I owe you a post about Jane Austen and the navy, but I’m too busy with other projects to do it justice. Hopefully I’ll get to it next week or the week after.
In the meantime, here’s the first post in an occasional series on eighteenth-century naval history based on common exchanges in my classes. Often, someone will mention Churchill’s line that the navy’s traditions were “rum, sodomy, and the lash.” That inevitably leads to questions about the extent to which each of those “traditions” was real. Since U.S. Navy ships today are dry, students are surprised to learn how much alcohol age-of-sail sailors consumed. Unsurprisingly, this is the kind of knowledge that students retain. So, as the term goes on, whenever students encounter a decision they can’t explain or an unusual event, they often ask, “Maybe they were drunk?”
Now, I don’t want to overstate this. Sometimes alcohol consumption in the eighteenth century looks a lot worse than it was—beer, especially, was lower in alcohol content than we’re used to today. That’s partly why the folks on the left look so hearty:
But sometimes you come across accounts of alcohol consumption that make you wonder … maybe they were always drunk?
Here’s a letter that I encountered the other day that made me pause and ask that question. In 1780, the Duke of Leinster wanted Lord Gerald FitzGerald, one of his many sons, to go to sea, and he heard through his brother-in-law the Duke of Richmond that Captain John Jervis of the Foudroyant provided the best education for aspiring officers in the navy. Jervis also had the right kind of Whig politics, so Richmond made the arrangements for his nephew Gerald. Jervis was happy enough to take on a fourteen-year-old with an impeccable aristocratic pedigree.

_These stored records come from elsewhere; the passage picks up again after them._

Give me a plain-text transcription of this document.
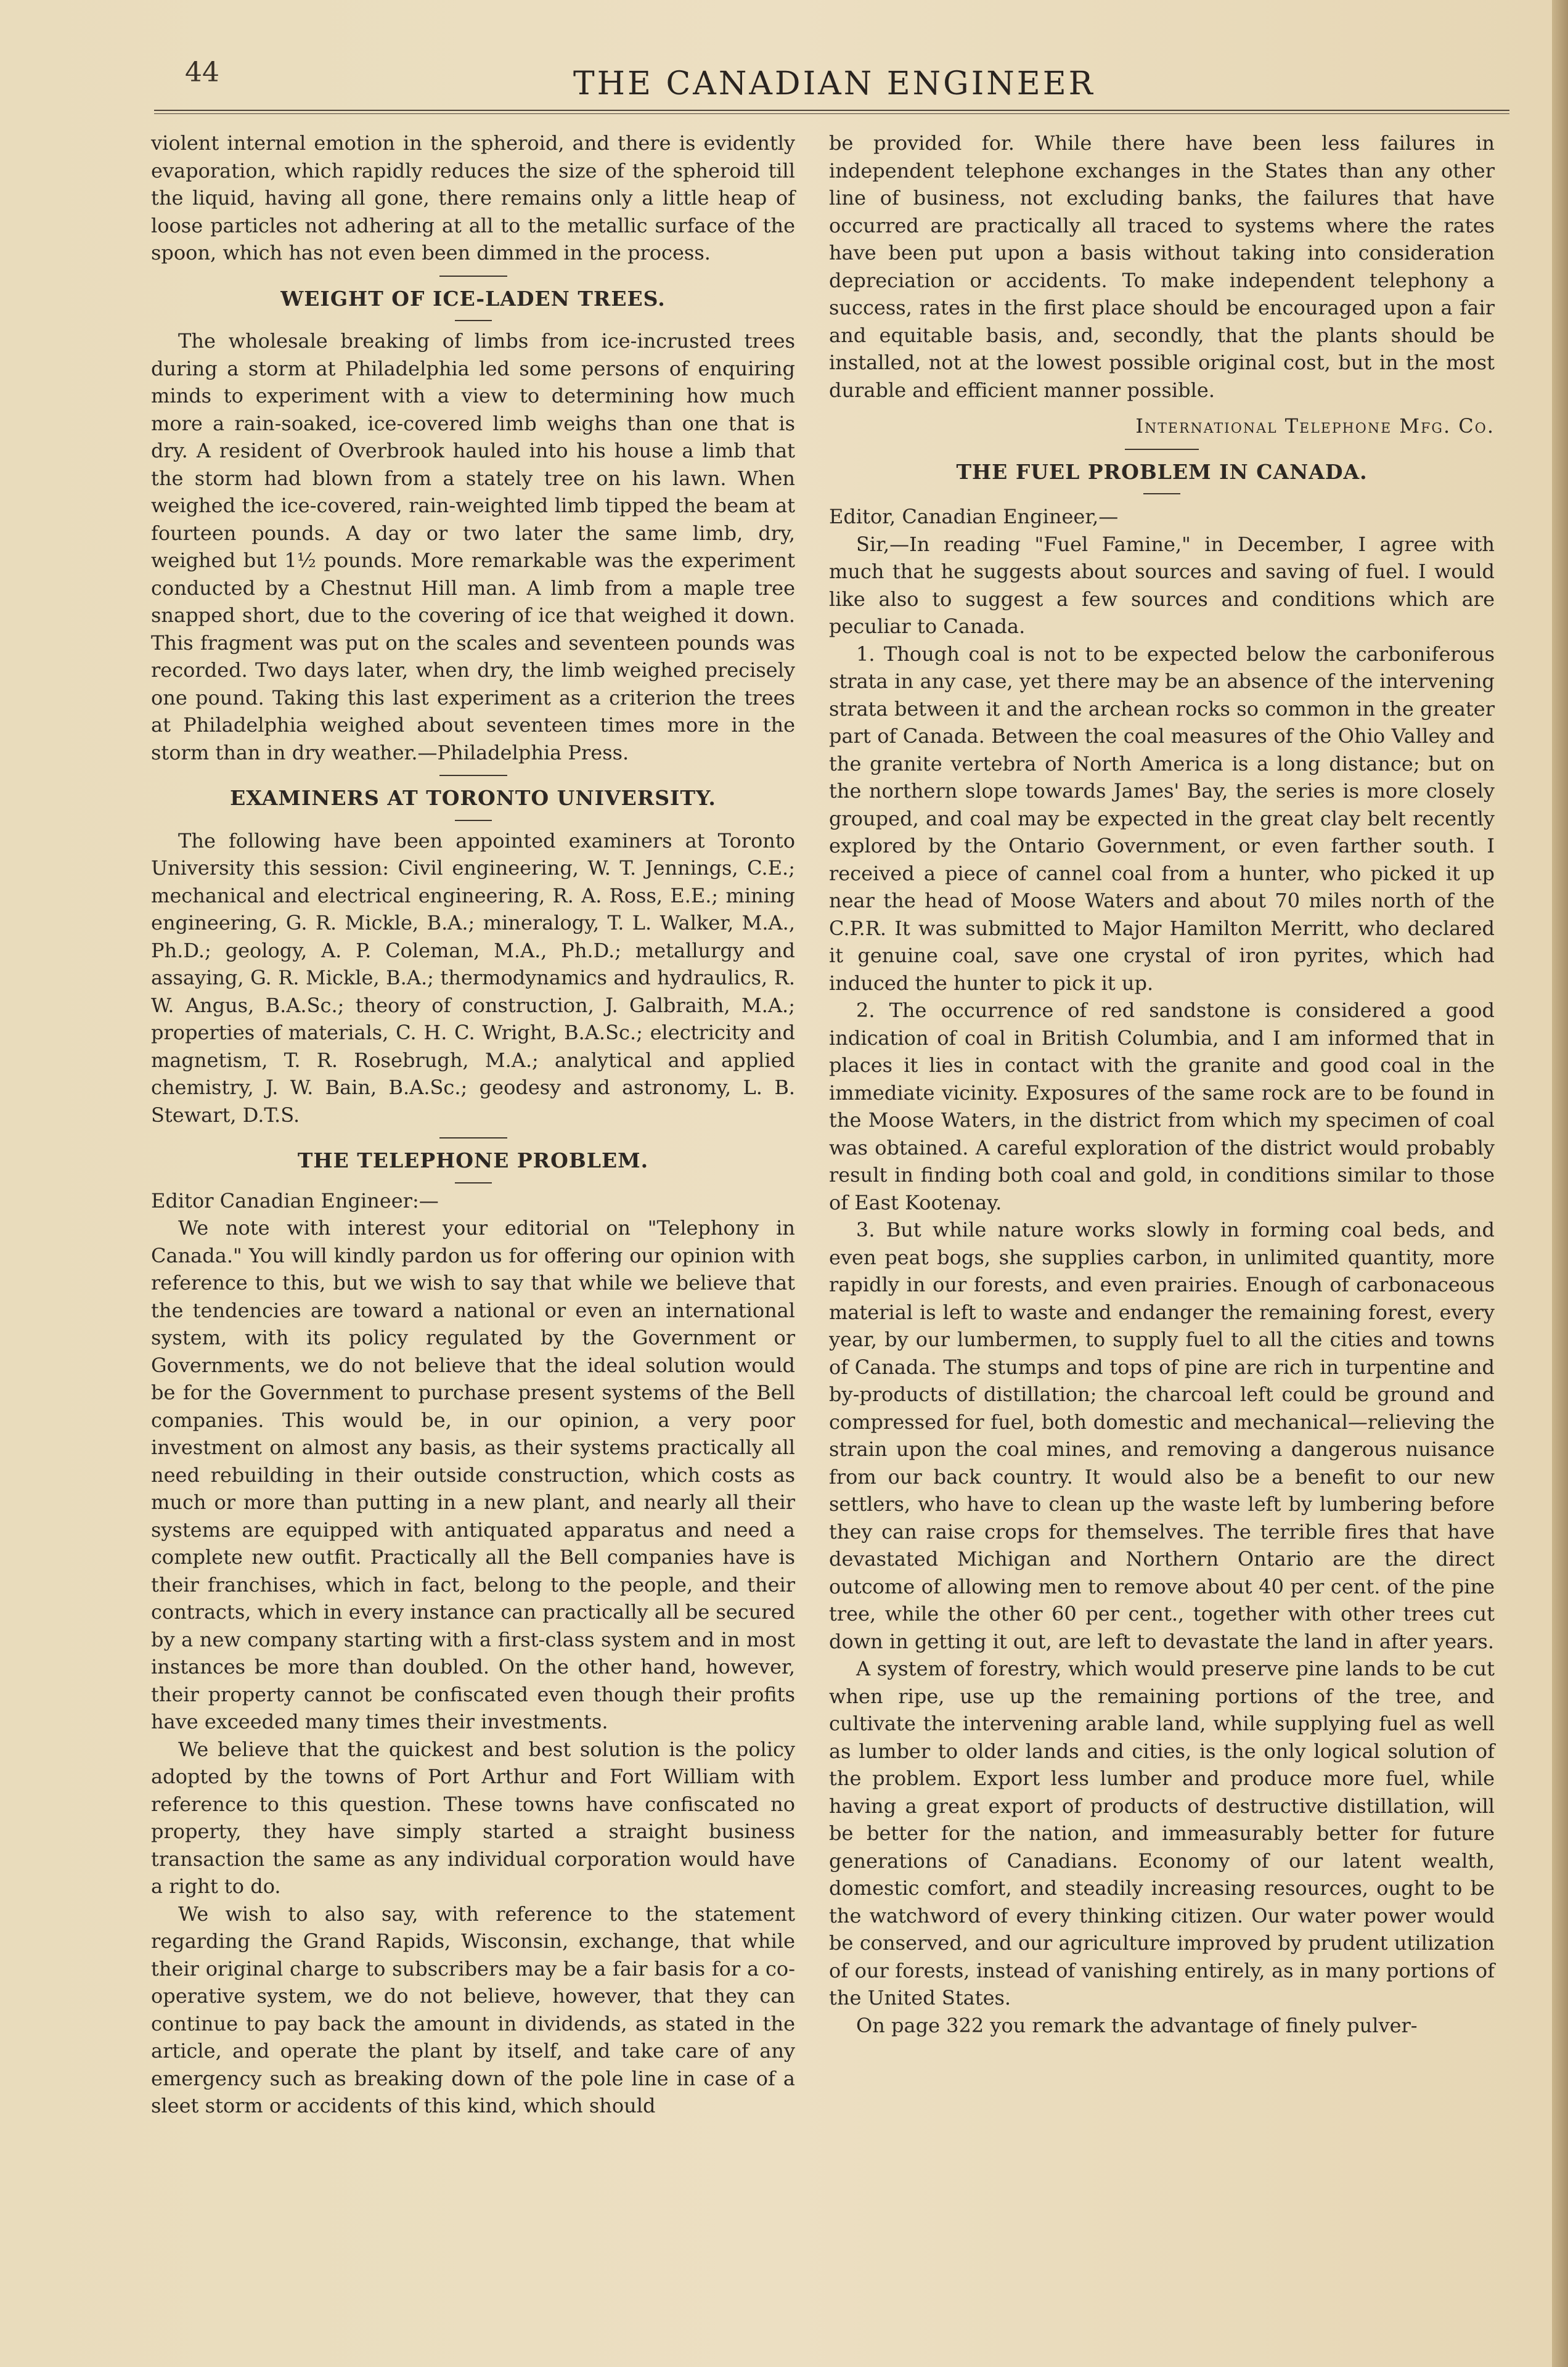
44	THE CANADIAN ENGINEER

violent internal emotion in the spheroid, and there is evidently evaporation, which rapidly reduces the size of the spheroid till the liquid, having all gone, there remains only a little heap of loose particles not adhering at all to the metallic surface of the spoon, which has not even been dimmed in the process.

WEIGHT OF ICE-LADEN TREES.

The wholesale breaking of limbs from ice-incrusted trees during a storm at Philadelphia led some persons of enquiring minds to experiment with a view to determining how much more a rain-soaked, ice-covered limb weighs than one that is dry. A resident of Overbrook hauled into his house a limb that the storm had blown from a stately tree on his lawn. When weighed the ice-covered, rain-weighted limb tipped the beam at fourteen pounds. A day or two later the same limb, dry, weighed but 1½ pounds. More remarkable was the experiment conducted by a Chestnut Hill man. A limb from a maple tree snapped short, due to the covering of ice that weighed it down. This fragment was put on the scales and seventeen pounds was recorded. Two days later, when dry, the limb weighed precisely one pound. Taking this last experiment as a criterion the trees at Philadelphia weighed about seventeen times more in the storm than in dry weather.—Philadelphia Press.

EXAMINERS AT TORONTO UNIVERSITY.

The following have been appointed examiners at Toronto University this session: Civil engineering, W. T. Jennings, C.E.; mechanical and electrical engineering, R. A. Ross, E.E.; mining engineering, G. R. Mickle, B.A.; mineralogy, T. L. Walker, M.A., Ph.D.; geology, A. P. Coleman, M.A., Ph.D.; metallurgy and assaying, G. R. Mickle, B.A.; thermodynamics and hydraulics, R. W. Angus, B.A.Sc.; theory of construction, J. Galbraith, M.A.; properties of materials, C. H. C. Wright, B.A.Sc.; electricity and magnetism, T. R. Rosebrugh, M.A.; analytical and applied chemistry, J. W. Bain, B.A.Sc.; geodesy and astronomy, L. B. Stewart, D.T.S.

THE TELEPHONE PROBLEM.

Editor Canadian Engineer:—

We note with interest your editorial on "Telephony in Canada." You will kindly pardon us for offering our opinion with reference to this, but we wish to say that while we believe that the tendencies are toward a national or even an international system, with its policy regulated by the Government or Governments, we do not believe that the ideal solution would be for the Government to purchase present systems of the Bell companies. This would be, in our opinion, a very poor investment on almost any basis, as their systems practically all need rebuilding in their outside construction, which costs as much or more than putting in a new plant, and nearly all their systems are equipped with antiquated apparatus and need a complete new outfit. Practically all the Bell companies have is their franchises, which in fact, belong to the people, and their contracts, which in every instance can practically all be secured by a new company starting with a first-class system and in most instances be more than doubled. On the other hand, however, their property cannot be confiscated even though their profits have exceeded many times their investments.

We believe that the quickest and best solution is the policy adopted by the towns of Port Arthur and Fort William with reference to this question. These towns have confiscated no property, they have simply started a straight business transaction the same as any individual corporation would have a right to do.

We wish to also say, with reference to the statement regarding the Grand Rapids, Wisconsin, exchange, that while their original charge to subscribers may be a fair basis for a co-operative system, we do not believe, however, that they can continue to pay back the amount in dividends, as stated in the article, and operate the plant by itself, and take care of any emergency such as breaking down of the pole line in case of a sleet storm or accidents of this kind, which should

be provided for. While there have been less failures in independent telephone exchanges in the States than any other line of business, not excluding banks, the failures that have occurred are practically all traced to systems where the rates have been put upon a basis without taking into consideration depreciation or accidents. To make independent telephony a success, rates in the first place should be encouraged upon a fair and equitable basis, and, secondly, that the plants should be installed, not at the lowest possible original cost, but in the most durable and efficient manner possible.

International Telephone Mfg. Co.

THE FUEL PROBLEM IN CANADA.

Editor, Canadian Engineer,—

Sir,—In reading "Fuel Famine," in December, I agree with much that he suggests about sources and saving of fuel. I would like also to suggest a few sources and conditions which are peculiar to Canada.

1. Though coal is not to be expected below the carboniferous strata in any case, yet there may be an absence of the intervening strata between it and the archean rocks so common in the greater part of Canada. Between the coal measures of the Ohio Valley and the granite vertebra of North America is a long distance; but on the northern slope towards James' Bay, the series is more closely grouped, and coal may be expected in the great clay belt recently explored by the Ontario Government, or even farther south. I received a piece of cannel coal from a hunter, who picked it up near the head of Moose Waters and about 70 miles north of the C.P.R. It was submitted to Major Hamilton Merritt, who declared it genuine coal, save one crystal of iron pyrites, which had induced the hunter to pick it up.

2. The occurrence of red sandstone is considered a good indication of coal in British Columbia, and I am informed that in places it lies in contact with the granite and good coal in the immediate vicinity. Exposures of the same rock are to be found in the Moose Waters, in the district from which my specimen of coal was obtained. A careful exploration of the district would probably result in finding both coal and gold, in conditions similar to those of East Kootenay.

3. But while nature works slowly in forming coal beds, and even peat bogs, she supplies carbon, in unlimited quantity, more rapidly in our forests, and even prairies. Enough of carbonaceous material is left to waste and endanger the remaining forest, every year, by our lumbermen, to supply fuel to all the cities and towns of Canada. The stumps and tops of pine are rich in turpentine and by-products of distillation; the charcoal left could be ground and compressed for fuel, both domestic and mechanical—relieving the strain upon the coal mines, and removing a dangerous nuisance from our back country. It would also be a benefit to our new settlers, who have to clean up the waste left by lumbering before they can raise crops for themselves. The terrible fires that have devastated Michigan and Northern Ontario are the direct outcome of allowing men to remove about 40 per cent. of the pine tree, while the other 60 per cent., together with other trees cut down in getting it out, are left to devastate the land in after years.

A system of forestry, which would preserve pine lands to be cut when ripe, use up the remaining portions of the tree, and cultivate the intervening arable land, while supplying fuel as well as lumber to older lands and cities, is the only logical solution of the problem. Export less lumber and produce more fuel, while having a great export of products of destructive distillation, will be better for the nation, and immeasurably better for future generations of Canadians. Economy of our latent wealth, domestic comfort, and steadily increasing resources, ought to be the watchword of every thinking citizen. Our water power would be conserved, and our agriculture improved by prudent utilization of our forests, instead of vanishing entirely, as in many portions of the United States.

On page 322 you remark the advantage of finely pulver-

Jervis probably had some regrets, though, when the boy showed up with a four-page letter from his father detailing exactly how he expected Jervis to treat him. Here’s an excerpt: “As he has never been far from home and is quite a child I should also like it as a great favor if you would put him under the direction of some proper person on board to regulate his studies and direct him as to the case and manners of things for a time till he can understand it himself.” Helicopter parents, it turns out, pre-date the invention of the helicopter.
The letter continues: “The only change I should fear for him would be leaving off wine, which he has always been accustomed to, and I should be very much obliged to you if you would order him to be supplied with a small quantity every day, never to exceed a pint of port.”
Let’s get one thing out of the way: fourteen-year-olds shouldn’t drink. But, ok, they did in the eighteenth century. A pint of port, though?
Well, maybe. The internet provides a huge range of answers for how many standard drinks are in a pint of port, ranging from 3.75 to 11.1 My back-of-the-envelope math came up with a little more than six.2 Leinster used that as a limit, which, thank goodness, but if that’s even something you feel the need to say, it should give you a sense of how much he expected Gerald to drink—per day.
For comparison, the naval rum ration was half a pint of rum per sailor per day, or between three and four standard drinks. It usually came in the form of grog (4:1 water to rum), which diluted it but didn’t change the underlying alcohol content. If rum wasn’t available, sailors got a pint of (non-fortified) wine or a gallon of beer, both of which also equate to between three and four standard drinks.
Sailors ashore had and have a well-earned reputation for excess, partly driven by the contrast between the regimented world of life at sea and the endless possibilities a young person with cash in their pocket can imagine in a port town. At sea in the eighteenth century, officers regularly punished sailors for drunkenness, but that was usually because the sailors had shared their grog rations with each other, snuck alcohol aboard, or managed to break into the ship’s stores.
The bottom line is that the amount of alcohol consumed daily on HM Ships exceeded the current American Medical Association recommendation of up to two drinks per day, but it was not so egregious that they were always drunk. Sailors were heavy daily drinkers and it did them no long-term health favors.
On the other hand, officers in the wardroom, and midshipmen with access to money like the Duke of Leinster’s son, could easily break through from heavy drinking into … well, whatever it is you choose to call a fourteen-year-old who has “always been accustomed to” wine and has to limit himself to a pint of port.
Here’s a source for 3.75; here’s 11; and the Google AI answer is 8.4.
A serving of port is about 3-4 imperial fluid ounces, and there are 20 imperial fluid ounces in an imperial pint. In US terms, a serving of port is about 3 US fluid ounces and there are 19 US fluid ounces in an imperial pint. That gives me five servings on the low end and nearly seven on the high end.
One of the classic retorts to the amount of alcohol consumed was to note how unhealthy was the water! There is also a question in my mind as to how much was burned off by the physical labor demanded of seamen and officers at sea.